Physician group slams handgun report: analysis claims women not safer by carrying handguns by Jon Dougherty

A prominent member of the Association of American Physicians and Surgeons has refuted key details of a study published recently by the Violence Policy Center, in which researchers concluded that women were not safer if they used a handgun for self-defense.

The VPC report,, called “A Deadly Myth: Women, Handguns and Self-Defense,” published Jan. 31, said that in the early 1980s, gun manufacturers began to target women with “the false message” that “the greatest threat posed to a woman was an attack by a stranger, and the best form of protection a woman could rely upon was a handgun.”

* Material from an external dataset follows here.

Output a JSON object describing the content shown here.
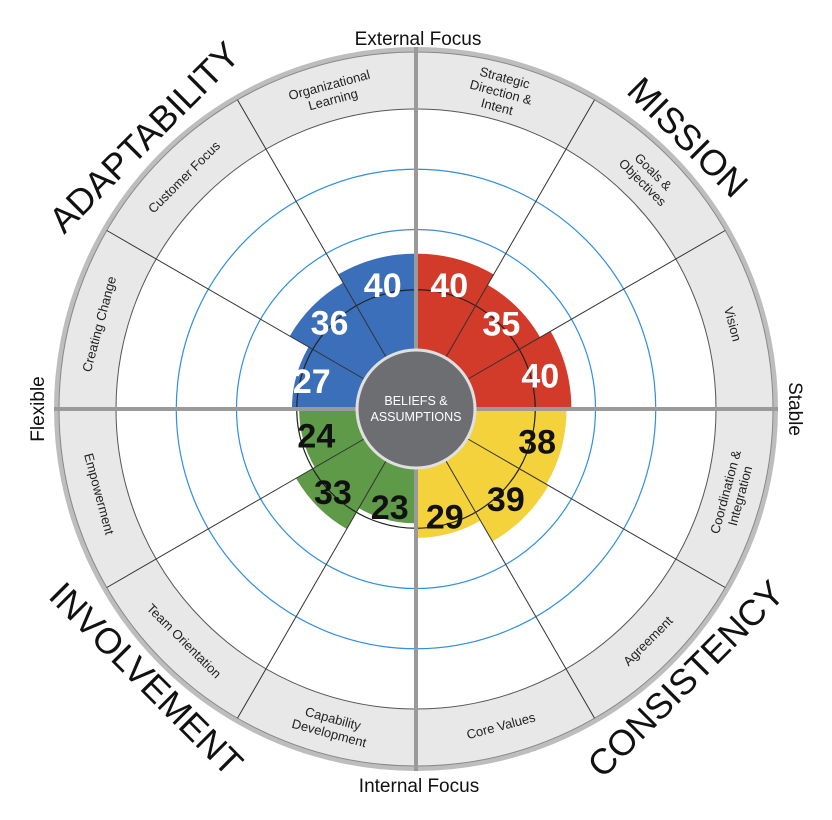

“For all of the promises made on behalf of the self-defense handgun, using a handgun to kill in self-defense is a rare event,” the report said. “Looking at both men and women, over the past 20 years, on average only 2 percent of the homicides committed with handguns in the United States were deemed justifiable or self-defense homicides by civilians.

“In 1998, for every time a woman used a handgun to kill in self-defense, 101 women were murdered with a handgun,” the report said, citing FBI figures.

But Miguel A. Faria Jr., editor-in-chief of Medical Sentinel — the official journal of the Association of American Physicians and Surgeons, said VPC’s figures were flawed because they were based on bad statistical analysis.

“What they are doing … is, on the one side, counting the number of women who have been killed in criminal acts, and on the other side they are placing the number of women who have used a gun” in self-defense, he told WorldNetDaily.

“In other words, self-defense vs. murders,” he said, “but they are ignoring the most important uses of firearms. They are ignoring the protective benefits of firearms, which are not necessarily the number of deaths.

“In fact, we’re happy to say that in less than 2 percent of cases does a person have to fire a gun to protect themselves,” he said. “In 98 percent of the cases, all that a person has to do is brandish a firearm; that’s all it takes.”

Faria added that research shows that only “in 0.1-0.2 percent of cases does anybody actually get shot by people who are protecting themselves.”

Faria acknowledged that fewer women than men carry or turn to firearms for protection, but he said that in 1994, research showed that about 17 million women carried a gun.

“When asked why, most said for self-protection,” he said.

In 1998, the VPC report said, “handguns were used to murder 1,209 women. That same year, 12 women used handguns to kill in self-defense.”

The biggest problem with the report, Faria said, “is that [researchers] were only going by body count — which is not an good way to measure this. We have been criticizing this methodology for a decade.”

“Currently, only a small minority of adult American women own a handgun,” said the VPC report. “Before a woman purchases a handgun for protection, she must pause to consider whether the grave risk … is one she is willing to accept.”